Candango Church

candango croppedIn 1956 (when Brasília was only a dream), President Kubitschek gathered together the team that would design the world’s newest city. Oscar Niemeyer was chosen as chief architect, Roberto Burle Marx as landscape designer, and Lúcio Costa as urban planner. After the plans were drawn up, sixty thousand workers (nicknamed “Candangos”) poured in from all over Brazil to clear the fields, pave the streets, and construct the buildings. A mere forty-one months later (on April 21, 1960) the city was inaugurated with much fanfare.

After many speeches of congratulations, 200 jeeps, trucks, tractors began to make their way down the main thoroughfare loaded with hundreds of Candangos. The 150,000 spectators broke into deafening, spontaneous applause. Yes, the city planners had their seats of honor, but the crowd knew that nothing could have been accomplished without the sweat and sacrifice of this legion of laborers. One of Brasília’s principal monuments (pictured) honors these nameless heroes.
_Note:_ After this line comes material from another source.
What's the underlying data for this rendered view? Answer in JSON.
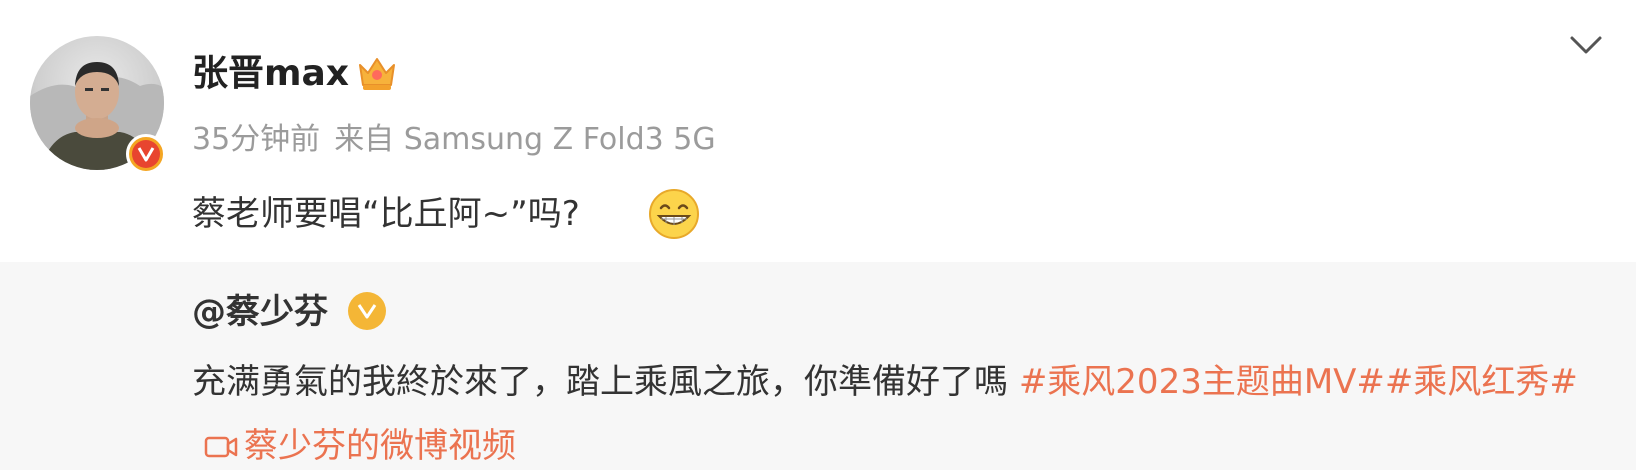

Pastors and missionaries receive recognition for their work, but ALL Christians are necessary to the Church’s mission. Countless “unknown” workers are essential to the building up of God’s kingdom. Dan and I saw this recently when we visited a church in Pennsylvania. The pastor was providing excellent leadership, but no one was waiting around for him to do everything. One group ministers to the physically handicapped. One group of faithful women keeps the church involved in missions. Another man is fixing the car of his non-Christian friend and inviting him to church events. Another lady uses her culinary gifts to bless others. I felt like standing up to applaud these lesser-known heroes of the faith. They are getting the work done without wasting a lot of time to see who is noticing. May we all be Candangos so that others are blessed and Christ receives the glory.